Living in England with his beloved wife, Zoya, Georgy prepares to make one final journey back to the Russia he once knew and loved, the Russia that both destroyed and defined him.
As Georgy remembers days gone by, we are transported to St. Petersburg, to the Winter Palace of the czar, in the early twentieth century—a time of change, threat, and bloody revolution. As Georgy overturns the most painful stone of all, we uncover the story of the house of special purpose.
PUBLISHERS WEEKLY
Boyne reworks perennial rumors that Anastasia, the youngest daughter of Russia's last czar, escaped the Bolshevik firing squad that killed her family, in an overstuffed romantic novel elevated by the author's prose gifts but fatally lacking in credibility. Early chapters involving narrator Georgy Daniilovich Jachmenev's boyhood in a tiny Russian village are convincing, but when he's unexpectedly chosen as a companion for the imperial heir, Alexei, the plot veers into highly improbable territory. On Georgy's first day in St.

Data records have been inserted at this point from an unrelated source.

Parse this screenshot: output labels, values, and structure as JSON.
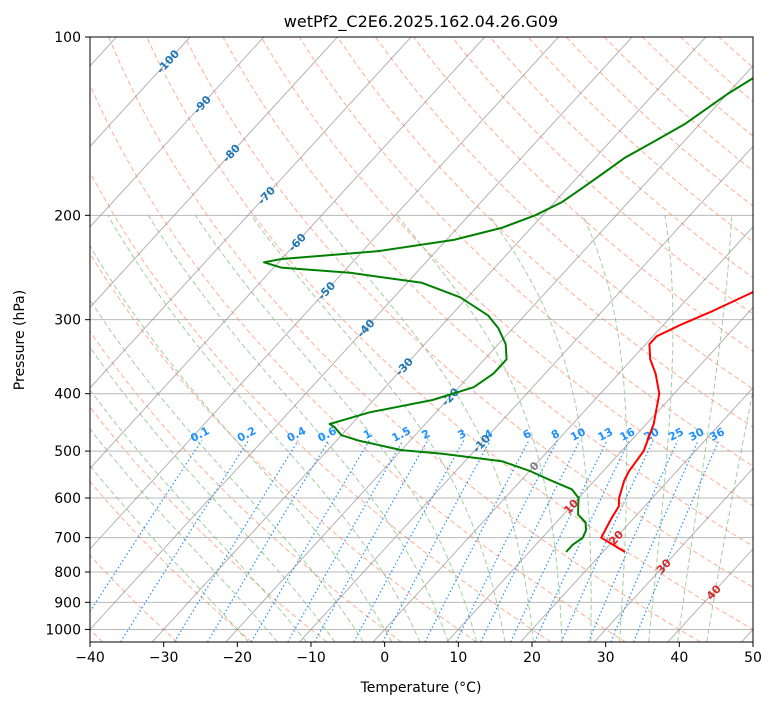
{
  "chart_data": {
    "type": "skewt",
    "title": "wetPf2_C2E6.2025.162.04.26.G09",
    "xlabel": "Temperature (°C)",
    "ylabel": "Pressure (hPa)",
    "xlim": [
      -40,
      50
    ],
    "ylim": [
      1050,
      100
    ],
    "yscale": "log",
    "grid": true,
    "x_ticks": [
      "−40",
      "−30",
      "−20",
      "−10",
      "0",
      "10",
      "20",
      "30",
      "40",
      "50"
    ],
    "x_tick_values": [
      -40,
      -30,
      -20,
      -10,
      0,
      10,
      20,
      30,
      40,
      50
    ],
    "y_ticks": [
      "100",
      "200",
      "300",
      "400",
      "500",
      "600",
      "700",
      "800",
      "900",
      "1000"
    ],
    "y_tick_values": [
      100,
      200,
      300,
      400,
      500,
      600,
      700,
      800,
      900,
      1000
    ],
    "colors": {
      "temperature": "#ff0000",
      "dewpoint": "#008000",
      "dry_adiabat": "#ff8c69",
      "moist_adiabat": "#7fbf7f",
      "mixing_ratio": "#1e90ff",
      "isotherm": "#808080",
      "neg_isotherm_label": "#1f77b4",
      "pos_isotherm_label": "#d62728",
      "zero_isotherm_label": "#808080"
    },
    "series": [
      {
        "key": "temperature",
        "points": [
          [
            740,
            23
          ],
          [
            700,
            18
          ],
          [
            650,
            17
          ],
          [
            620,
            16.5
          ],
          [
            600,
            15.5
          ],
          [
            560,
            14
          ],
          [
            540,
            13.5
          ],
          [
            500,
            13
          ],
          [
            450,
            11
          ],
          [
            400,
            8
          ],
          [
            370,
            5
          ],
          [
            350,
            2.5
          ],
          [
            330,
            0.5
          ],
          [
            320,
            0.5
          ],
          [
            305,
            2.5
          ],
          [
            290,
            5
          ],
          [
            270,
            8
          ],
          [
            250,
            10
          ],
          [
            230,
            12
          ],
          [
            200,
            14
          ],
          [
            180,
            15
          ],
          [
            160,
            18
          ],
          [
            150,
            19
          ],
          [
            140,
            22
          ],
          [
            130,
            25
          ],
          [
            120,
            27
          ],
          [
            110,
            29
          ],
          [
            100,
            32
          ]
        ]
      },
      {
        "key": "dewpoint",
        "points": [
          [
            740,
            15
          ],
          [
            720,
            15
          ],
          [
            700,
            15.5
          ],
          [
            680,
            15
          ],
          [
            660,
            14
          ],
          [
            640,
            12
          ],
          [
            620,
            11
          ],
          [
            600,
            10
          ],
          [
            580,
            8
          ],
          [
            560,
            4
          ],
          [
            540,
            0
          ],
          [
            520,
            -5
          ],
          [
            505,
            -14
          ],
          [
            498,
            -20
          ],
          [
            480,
            -27
          ],
          [
            470,
            -30
          ],
          [
            455,
            -32
          ],
          [
            450,
            -33
          ],
          [
            440,
            -31
          ],
          [
            430,
            -29
          ],
          [
            410,
            -22
          ],
          [
            390,
            -18
          ],
          [
            370,
            -17
          ],
          [
            350,
            -17
          ],
          [
            330,
            -19
          ],
          [
            310,
            -22
          ],
          [
            295,
            -25
          ],
          [
            275,
            -31
          ],
          [
            260,
            -38
          ],
          [
            250,
            -49
          ],
          [
            245,
            -59
          ],
          [
            240,
            -62
          ],
          [
            237,
            -60
          ],
          [
            230,
            -48
          ],
          [
            220,
            -39
          ],
          [
            210,
            -34
          ],
          [
            200,
            -31
          ],
          [
            190,
            -29
          ],
          [
            180,
            -28
          ],
          [
            170,
            -27
          ],
          [
            160,
            -26
          ],
          [
            150,
            -24
          ],
          [
            140,
            -22
          ],
          [
            125,
            -20
          ],
          [
            115,
            -18
          ],
          [
            100,
            -13
          ]
        ]
      }
    ],
    "isotherm_labels": [
      {
        "text": "-100",
        "t": -100,
        "p": 110
      },
      {
        "text": "-90",
        "t": -90,
        "p": 130
      },
      {
        "text": "-80",
        "t": -80,
        "p": 157
      },
      {
        "text": "-70",
        "t": -70,
        "p": 185
      },
      {
        "text": "-60",
        "t": -60,
        "p": 222
      },
      {
        "text": "-50",
        "t": -50,
        "p": 268
      },
      {
        "text": "-40",
        "t": -40,
        "p": 310
      },
      {
        "text": "-30",
        "t": -30,
        "p": 360
      },
      {
        "text": "-20",
        "t": -20,
        "p": 405
      },
      {
        "text": "-10",
        "t": -10,
        "p": 485
      },
      {
        "text": "0",
        "t": 0,
        "p": 530
      },
      {
        "text": "10",
        "t": 10,
        "p": 620
      },
      {
        "text": "20",
        "t": 20,
        "p": 700
      },
      {
        "text": "30",
        "t": 30,
        "p": 782
      },
      {
        "text": "40",
        "t": 40,
        "p": 865
      }
    ],
    "mixing_ratio_labels": [
      "0.1",
      "0.2",
      "0.4",
      "0.6",
      "1",
      "1.5",
      "2",
      "3",
      "4",
      "6",
      "8",
      "10",
      "13",
      "16",
      "20",
      "25",
      "30",
      "36"
    ],
    "mixing_ratio_values": [
      0.1,
      0.2,
      0.4,
      0.6,
      1,
      1.5,
      2,
      3,
      4,
      6,
      8,
      10,
      13,
      16,
      20,
      25,
      30,
      36
    ],
    "mixing_ratio_label_pressure": 480
  }
}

Petersburg, he locks eyes with the 15-year-old Anastasia, feeling an immediate connection to her; glimpses Alexandra, the czar's wife, privately conferring with her evil mentor, Rasputin; and enjoys an intimate chat with Nicholas II himself, who chooses to tell an uneducated 16-year-old country boy about his heavy responsibilities. These flashbacks alternate with Georgy's life in London, where he and his wife, Zoya, have lived for two decades after fleeing the Russian Revolution. Readers who know little about Russian history may find this novel suspenseful, but others will be better off with Boyne's 2012 novel, The Absolutist, which sustains a taut, unsentimental plot without the romantic excess that mars this effort.